02-19-2004, 12:13 PM
The path texure is a tiled texture.
I'm rewriting my old endgine converting from dx6 to ogl.
The landscape is 10x10 miles.
So one big path texture is impossible.
Well, I'm planning to by a cheap 5900XT card before summer.
And about target card, soon every card could do fragment programs.
Now the math is:
if(Texutre_alpha * Diffuse_alpha > 0.5) draw_pixel
What about: (per pixel)
alpha = (Texture_alpha * Diffuse_alpha - 0.5) * 8
Maybe with different constants.
02-19-2004, 02:41 PM
I was thinking per pixel doing
alpha = pow((Texture_alpha * Diffuse_alpha), 3)
You could add constants here or there to that, but that would create a sharp cutoff without any really harsh edges.
However, I think you migt get a better effect (with more effort) by having an "edge of path" texture, and a "path" texture, and carefully combining them so they line up. Then you could draw the grass-path transition, which would look much nicer.
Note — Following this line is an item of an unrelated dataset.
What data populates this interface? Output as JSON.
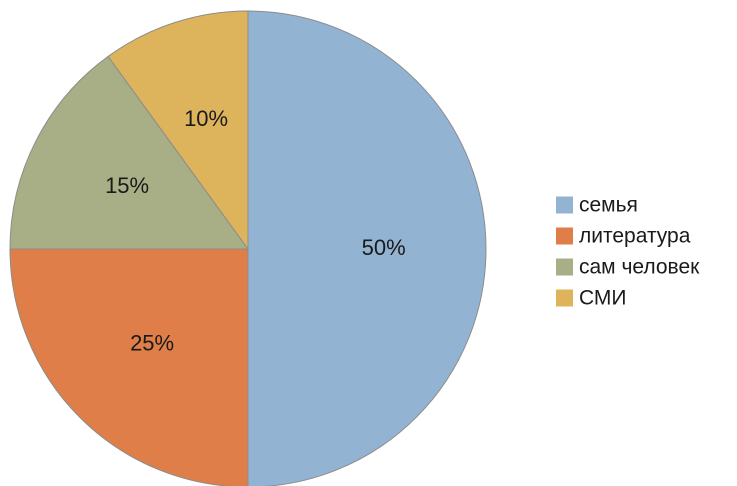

It would take effort and thought to make it lilne up nicely, though.
02-20-2004, 02:22 AM
glTexEnvf(GL_TEXTURE_ENV, GL_RGB_SCALE_EXT, 1.0f);
glTexEnvf(GL_TEXTURE_ENV, GL_ALPHA_SCALE, 4.0f);
... why oh why look at complicated solutions ?
02-20-2004, 10:11 AM
At the first glance this looked realy good.
>glTexEnvf(GL_TEXTURE_ENV, GL_RGB_SCALE_EXT, 1.0f);
>glTexEnvf(GL_TEXTURE_ENV, GL_ALPHA_SCALE, 4.0f);
Am I missing something ?
Absolutley NO reaction.
Just these two lines ?
I use them before glBegin .. gl End
02-21-2004, 02:25 PM
I solved it, Tanks for all help.
Texture_alpha is a heightmap (with some noise) in the range 0.15 to 0.65.
Where 0.15 is heigh level and 0.65 is low.
Vertex_alpha is 0.0 and 1.0
And here is the code:
glTexEnvi( GL_TEXTURE_ENV, GL_TEXTURE_ENV_MODE , GL_COMBINE_ARB );
glTexEnvi( GL_TEXTURE_ENV, GL_COMBINE_ALPHA_ARB , GL_SUBTRACT_ARB );
glTexEnvi( GL_TEXTURE_ENV, GL_SOURCE0_ALPHA_ARB , GL_PRIMARY_COLOR_ARB);
glTexEnvi( GL_TEXTURE_ENV, GL_SOURCE1_ALPHA_ARB , GL_TEXTURE );
glTexEnvf( GL_TEXTURE_ENV, GL_ALPHA_SCALE, 4.0f );
And here are the result. Comments? http://biphome.spray.se/frl_linder/img/Image_path_blend.jpg http://biphome.spray.se/frl_linder/img/Image_path_blend2.jpg
02-23-2004, 01:32 AM
My comments :
you'd better use somme corrected alpha channels rather than correcting them by yourself. Take your artist, take a whip, and whip until it gets corrected.
If you are the artist, whip yourself.